The core idea for tackling the above mentioned issues is to have a Write-Ahead-Log (WAL). The WAL is essentially just a file that lives on disk, often directly next to our data file. The WAL file keeps track of all modifications that need to be applied to our data file. For example, in case of a key-value store, the WAL might look like this:
Transaction 1 start Insert: "Hello" -> "World" Insert: "Foo" -> "Bar" Transaction 1 end Transaction 2 start Delete: "Foo" Transaction 2 end
We buffer every transaction into the WAL file before we apply it to the data file. Periodically, we flush the WAL file contents and apply them on the data file. The big advantage here is that we know in advance what is going to change. We can copy all parts of our data file which will be affected by a transaction, and keep a backup of these pages. In case that anything goes wrong (e.g. power loss), at the next startup of the system we can roll back the transaction by replacing the (potentially) corrupted pages with our backup, and things are fine again.
Unfortunately this isn't quite the answer to atomic file updates. While we solved a lot of problems by applying a WAL approach, one thing still remains: the WAL is stored in a file. A file might become corrupted. A file change may be residing in the write-behind buffer of the OS when power is cut off, causing us to lose the data.
Here's where I am stuck at the moment.
fsync() is a rather expensive operation (i.e. it takes a comparably long time to complete), therefore we cannot afford to perform an
fsync() on the data file for every transaction. Luckily, we can batch them in the WAL file, and flush periodically. However, as the WAL is a file too, how do we ensure that our changes to the WAL file are actually written to disk? We have to call
fsync() on the WAL file too. It was quite shocking for me to discover that major databases out there (e.g. PostGreSQL) actually call
fsync() on the WAL file periodically. That means: even if you successfully called
commit on a transaction, your data may still be lost in case of power loss. This is clearly violating the Durability aspect, but it seems to be a trade-off between performance and safety which database engineers were forced to make.

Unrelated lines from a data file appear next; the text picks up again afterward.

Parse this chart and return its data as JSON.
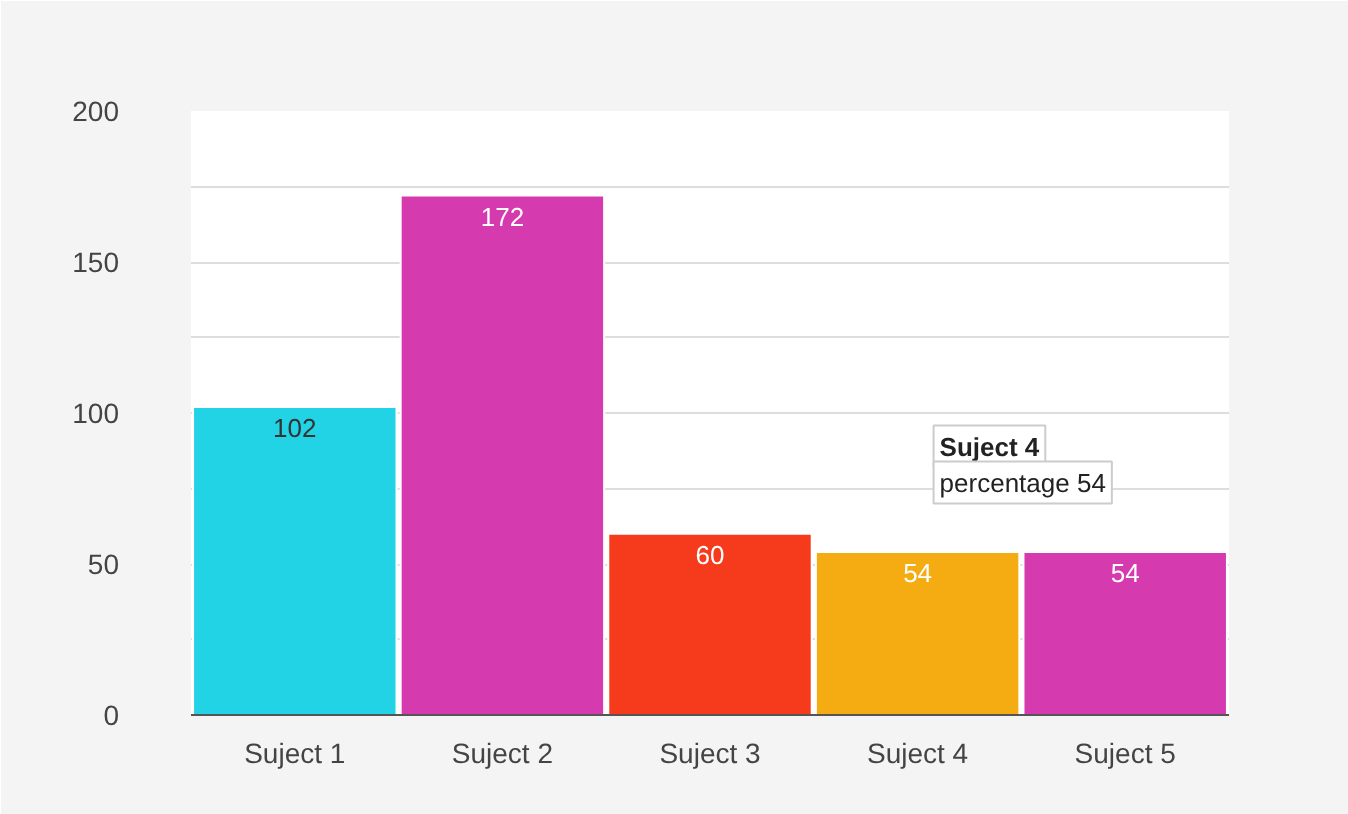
{
  "chart_data": {
    "type": "bar",
    "categories": [
      "Suject 1",
      "Suject 2",
      "Suject 3",
      "Suject 4",
      "Suject 5"
    ],
    "values": [
      102,
      172,
      60,
      54,
      54
    ],
    "colors": [
      "#22d3e6",
      "#d63aaf",
      "#f53b1c",
      "#f5ac12",
      "#d63aaf"
    ],
    "ylim": [
      0,
      200
    ],
    "yticks": [
      0,
      {
        "value": 25,
        "label": null
      },
      50,
      {
        "value": 75,
        "label": null
      },
      100,
      {
        "value": 125,
        "label": null
      },
      150,
      {
        "value": 175,
        "label": null
      },
      200
    ],
    "grid": "y",
    "data_labels": true,
    "annotations": [
      {
        "text": "Suject 4\npercentage 54",
        "x": "Suject 4",
        "y": 54
      }
    ]
  }
}
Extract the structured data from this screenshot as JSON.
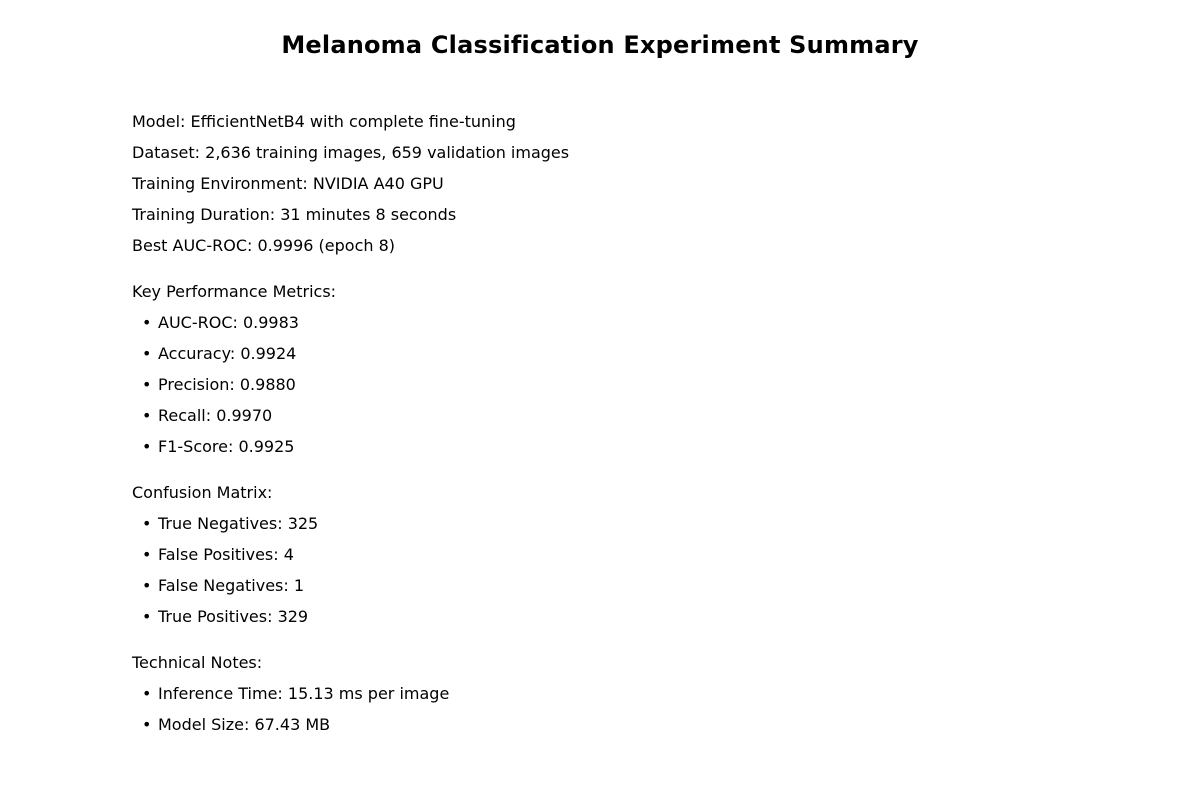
{
  "title": "Melanoma Classification Experiment Summary",
  "overview": [
    "Model: EfficientNetB4 with complete fine-tuning",
    "Dataset: 2,636 training images, 659 validation images",
    "Training Environment: NVIDIA A40 GPU",
    "Training Duration: 31 minutes 8 seconds",
    "Best AUC-ROC: 0.9996 (epoch 8)"
  ],
  "bullet_glyph": "•",
  "metrics": {
    "heading": "Key Performance Metrics:",
    "items": [
      "AUC-ROC: 0.9983",
      "Accuracy: 0.9924",
      "Precision: 0.9880",
      "Recall: 0.9970",
      "F1-Score: 0.9925"
    ]
  },
  "confusion": {
    "heading": "Confusion Matrix:",
    "items": [
      "True Negatives: 325",
      "False Positives: 4",
      "False Negatives: 1",
      "True Positives: 329"
    ]
  },
  "notes": {
    "heading": "Technical Notes:",
    "items": [
      "Inference Time: 15.13 ms per image",
      "Model Size: 67.43 MB"
    ]
  }
}
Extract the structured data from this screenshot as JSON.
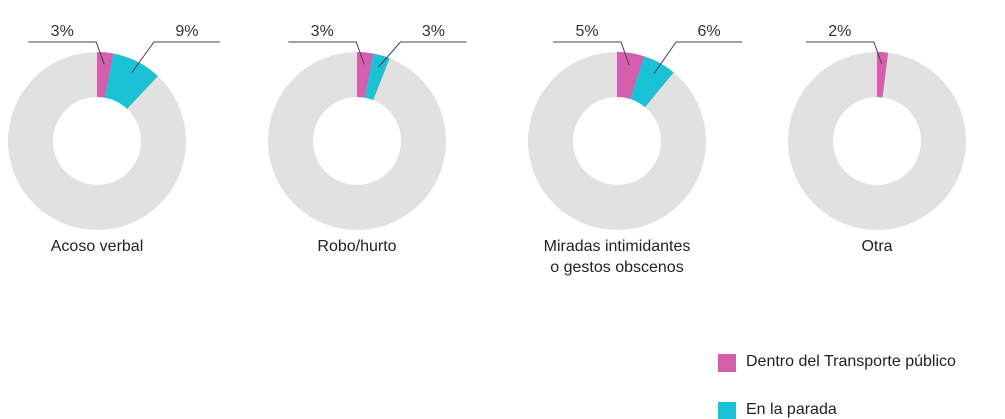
{
  "chart_data": {
    "type": "donut",
    "categories": [
      "Acoso verbal",
      "Robo/hurto",
      "Miradas intimidantes o gestos obscenos",
      "Otra"
    ],
    "series": [
      {
        "name": "Dentro del Transporte público",
        "color": "#d55fad",
        "values": [
          3,
          3,
          5,
          2
        ],
        "value_labels": [
          "3%",
          "3%",
          "5%",
          "2%"
        ]
      },
      {
        "name": "En la parada",
        "color": "#19c2d4",
        "values": [
          9,
          3,
          6,
          0
        ],
        "value_labels": [
          "9%",
          "3%",
          "6%",
          null
        ]
      }
    ],
    "rest_color": "#e1e1e1",
    "legend": "lower right"
  }
}
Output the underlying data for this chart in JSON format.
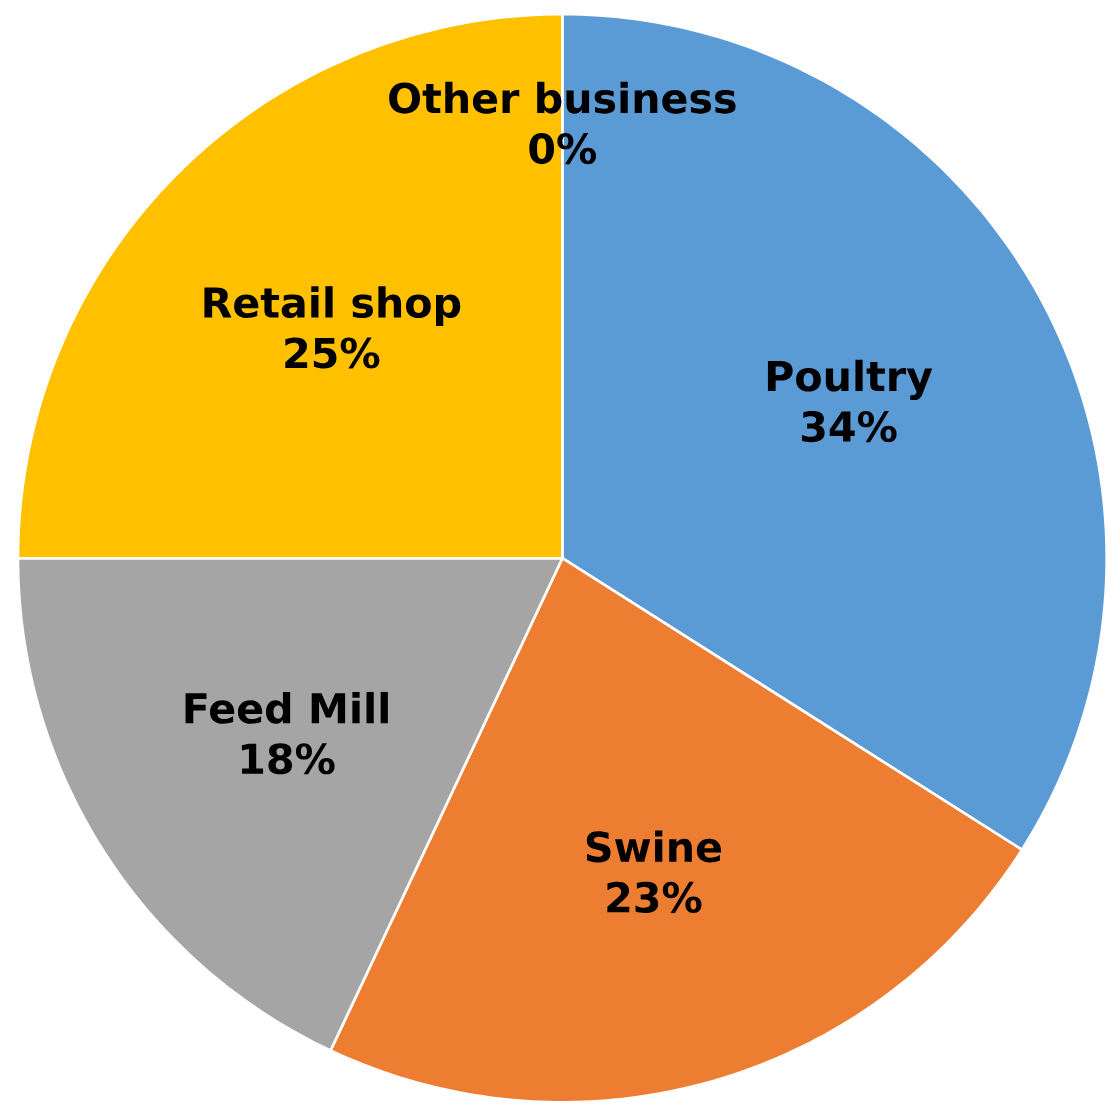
{
  "chart_data": {
    "type": "pie",
    "categories": [
      "Poultry",
      "Swine",
      "Feed Mill",
      "Retail shop",
      "Other business"
    ],
    "values": [
      34,
      23,
      18,
      25,
      0
    ],
    "value_labels": [
      "34%",
      "23%",
      "18%",
      "25%",
      "0%"
    ],
    "colors": [
      "#5b9bd5",
      "#ed7d31",
      "#a5a5a5",
      "#ffc000",
      "#4472c4"
    ]
  }
}
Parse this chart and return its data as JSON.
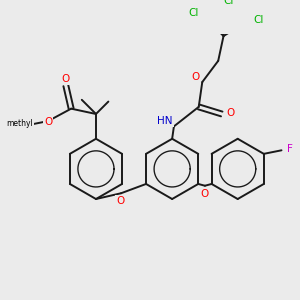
{
  "bg_color": "#ebebeb",
  "atom_colors": {
    "O": "#ff0000",
    "N": "#0000cd",
    "Cl": "#00b300",
    "F": "#cc00cc",
    "H": "#888888",
    "C": "#000000"
  },
  "bond_color": "#1a1a1a",
  "bond_width": 1.4
}
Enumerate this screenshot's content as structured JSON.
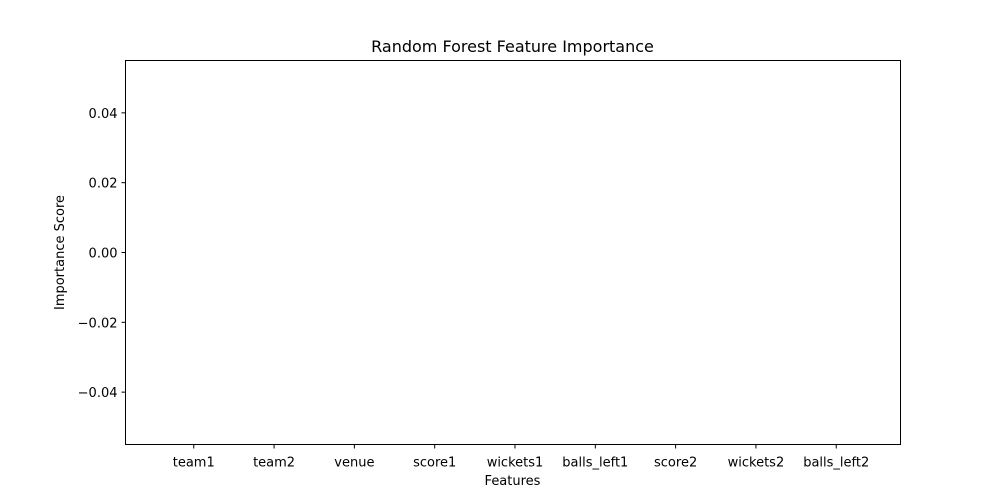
{
  "chart_data": {
    "type": "bar",
    "title": "Random Forest Feature Importance",
    "xlabel": "Features",
    "ylabel": "Importance Score",
    "categories": [
      "team1",
      "team2",
      "venue",
      "score1",
      "wickets1",
      "balls_left1",
      "score2",
      "wickets2",
      "balls_left2"
    ],
    "values": [
      0,
      0,
      0,
      0,
      0,
      0,
      0,
      0,
      0
    ],
    "ylim": [
      -0.055,
      0.055
    ],
    "yticks": [
      0.04,
      0.02,
      0.0,
      -0.02,
      -0.04
    ],
    "ytick_labels": [
      "0.04",
      "0.02",
      "0.00",
      "−0.02",
      "−0.04"
    ],
    "bar_color": "#1f77b4",
    "grid": false
  }
}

Still, there are a lot of open questions. For example, as the WAL is only a file, how do you protect yourself against the corruption of the WAL itself? I've seen approaches utilizing checksums: if the checksum for a commit doesn't match, then the commit is discarded entirely because the relevant section of the WAL file may have been corrupted. Needless to say, this again violates the Durability principle, as we are discarding data that has been written by a successfully committed transaction.
I find any information regarding this topic to be extremely hard to come by. Maybe I'm using the wrong search terms. Any pointers to more research material in this direction, or any advice (in case we have database engineers around here) would be highly appreciated.